For in-field applications, the fast response to the presence of a small concentration of nitroaromatics is a very positive characteristic. Although the recovery time is rather long (several minutes), this can be acceptable for scenarios where the detection of frequent changes in the analyte level is not required.

4. Conclusions

We have studied fluorene-based conjugated polymers as fluorescence sensing materials for nitroaromatic vapors with the overall goal of detecting explosives using such polymers. The best conjugated polymer in our studies was found to be poly(9,9-dioctylfluorenyl-2,7-diyl]-co-bithiophene] (F8T2). It is stable, has a good absorption between 400 and 450 nm, a strong and structured fluorescence around 550 nm. A 96% quenching of fluorescence, accompanied by a corresponding decrease in the fluorescence lifetime, is seen on exposure of the plasticizer film of F8T2 ethylcellulose to the model compounds nitrobenzene (NB) and 1,3-dinitrobenzene (DNB) vapors, both from the family of common explosives vapors.

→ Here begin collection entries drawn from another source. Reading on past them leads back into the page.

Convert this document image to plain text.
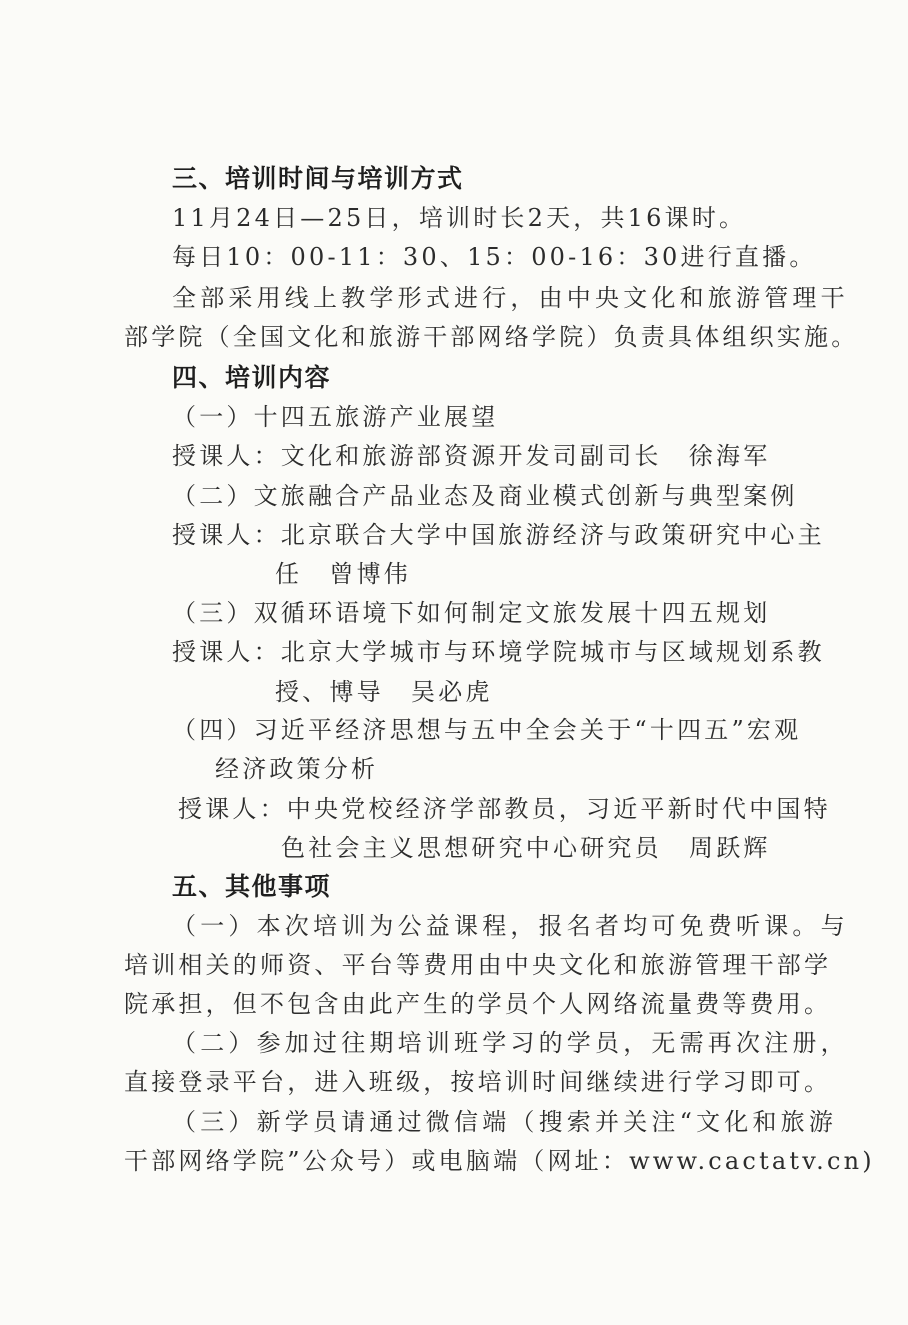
三、培训时间与培训方式
11月24日—25日，培训时长2天，共16课时。
每日10：00-11：30、15：00-16：30进行直播。
全部采用线上教学形式进行，由中央文化和旅游管理干
部学院（全国文化和旅游干部网络学院）负责具体组织实施。
四、培训内容
（一）十四五旅游产业展望
授课人：文化和旅游部资源开发司副司长　徐海军
（二）文旅融合产品业态及商业模式创新与典型案例
授课人：北京联合大学中国旅游经济与政策研究中心主
任　曾博伟
（三）双循环语境下如何制定文旅发展十四五规划
授课人：北京大学城市与环境学院城市与区域规划系教
授、博导　吴必虎
（四）习近平经济思想与五中全会关于“十四五”宏观
经济政策分析
授课人：中央党校经济学部教员，习近平新时代中国特
色社会主义思想研究中心研究员　周跃辉
五、其他事项
（一）本次培训为公益课程，报名者均可免费听课。与
培训相关的师资、平台等费用由中央文化和旅游管理干部学
院承担，但不包含由此产生的学员个人网络流量费等费用。
（二）参加过往期培训班学习的学员，无需再次注册，
直接登录平台，进入班级，按培训时间继续进行学习即可。
（三）新学员请通过微信端（搜索并关注“文化和旅游
干部网络学院”公众号）或电脑端（网址：www.cactatv.cn)
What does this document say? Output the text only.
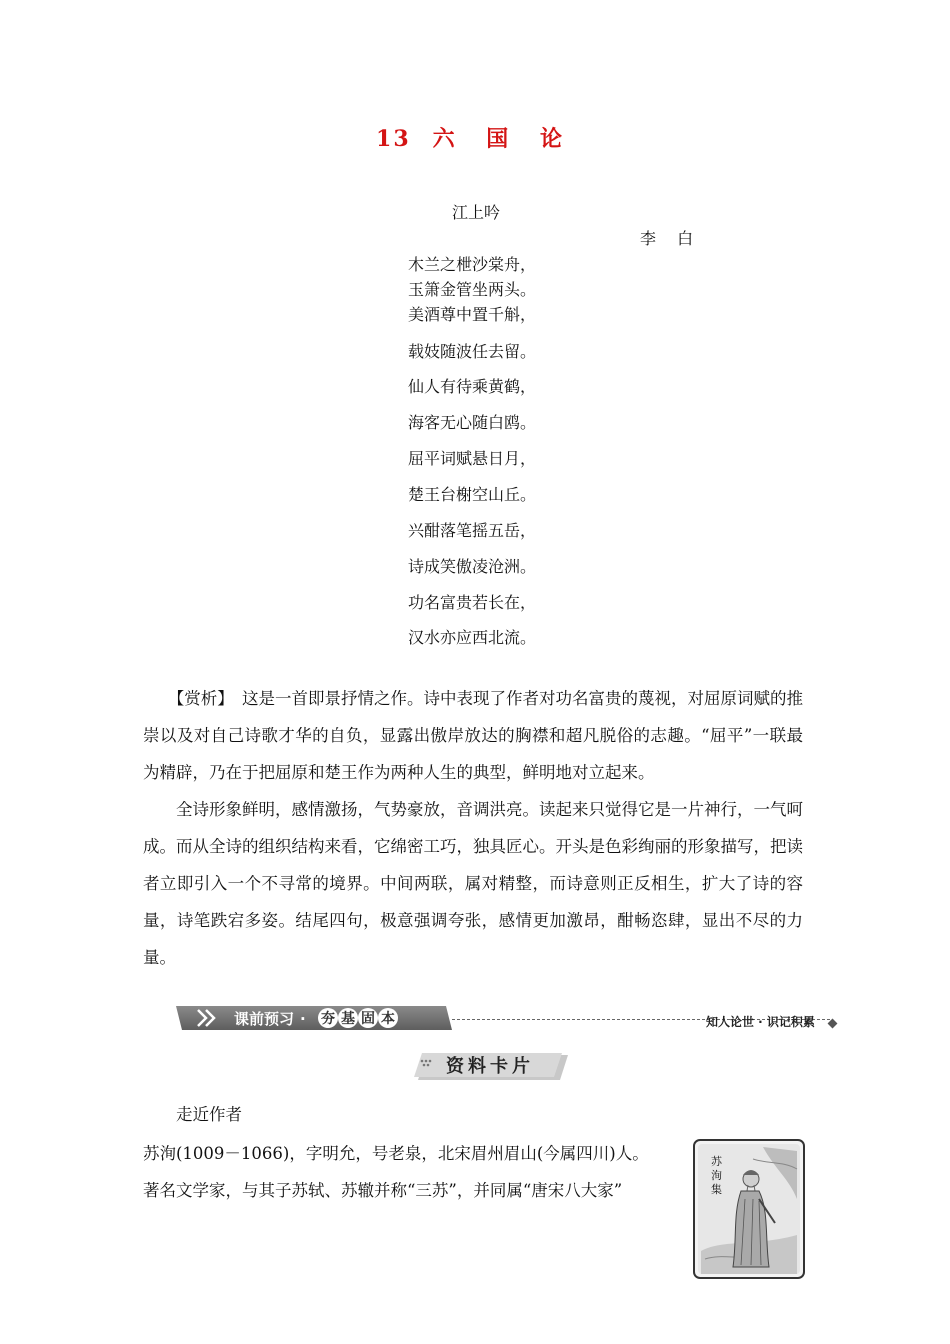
13 六 国 论
江上吟
李 白
木兰之枻沙棠舟，
玉箫金管坐两头。
美酒尊中置千斛，
载妓随波任去留。
仙人有待乘黄鹤，
海客无心随白鸥。
屈平词赋悬日月，
楚王台榭空山丘。
兴酣落笔摇五岳，
诗成笑傲凌沧洲。
功名富贵若长在，
汉水亦应西北流。

【赏析】　这是一首即景抒情之作。诗中表现了作者对功名富贵的蔑视，对屈原词赋的推崇以及对自己诗歌才华的自负，显露出傲岸放达的胸襟和超凡脱俗的志趣。“屈平”一联最为精辟，乃在于把屈原和楚王作为两种人生的典型，鲜明地对立起来。

全诗形象鲜明，感情激扬，气势豪放，音调洪亮。读起来只觉得它是一片神行，一气呵成。而从全诗的组织结构来看，它绵密工巧，独具匠心。开头是色彩绚丽的形象描写，把读者立即引入一个不寻常的境界。中间两联，属对精整，而诗意则正反相生，扩大了诗的容量，诗笔跌宕多姿。结尾四句，极意强调夸张，感情更加激昂，酣畅恣肆，显出不尽的力量。

课前预习 · 夯 基 固 本	知人论世 · 识记积累
资料卡片
走近作者

苏洵(1009－1066)，字明允，号老泉，北宋眉州眉山(今属四川)人。

著名文学家，与其子苏轼、苏辙并称“三苏”，并同属“唐宋八大家”

苏
洵
集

Furthermore, it was demonstrated that ink-jet microprinting can be used as a convenient approach to easily and rapidly fabricate films containing these sensors and inert reference materials, with the same sensitivity of plasticized ethyl cellulose films towards nitroaromatic vapors.

A sensor prototype based on the F8T2 conjugated polymer was developed and tested. The ability of the sensor to detect small quantities of nitrobenzene was confirmed. The sensor prototype showed very fast response (a few seconds) to the presence of small concentrations of the target analyte, but also showed a large recovery time, which limits its potential applications. This slow recovery may result from the designed sampling chamber and also from the time required for desorption of the nitrobenzene molecules from the polymer surface. Both of the above aspects will be addressed in a future designs, optimizing polymer thickness and porosity, and optimizing the shape and arrangement of the sampling chamber.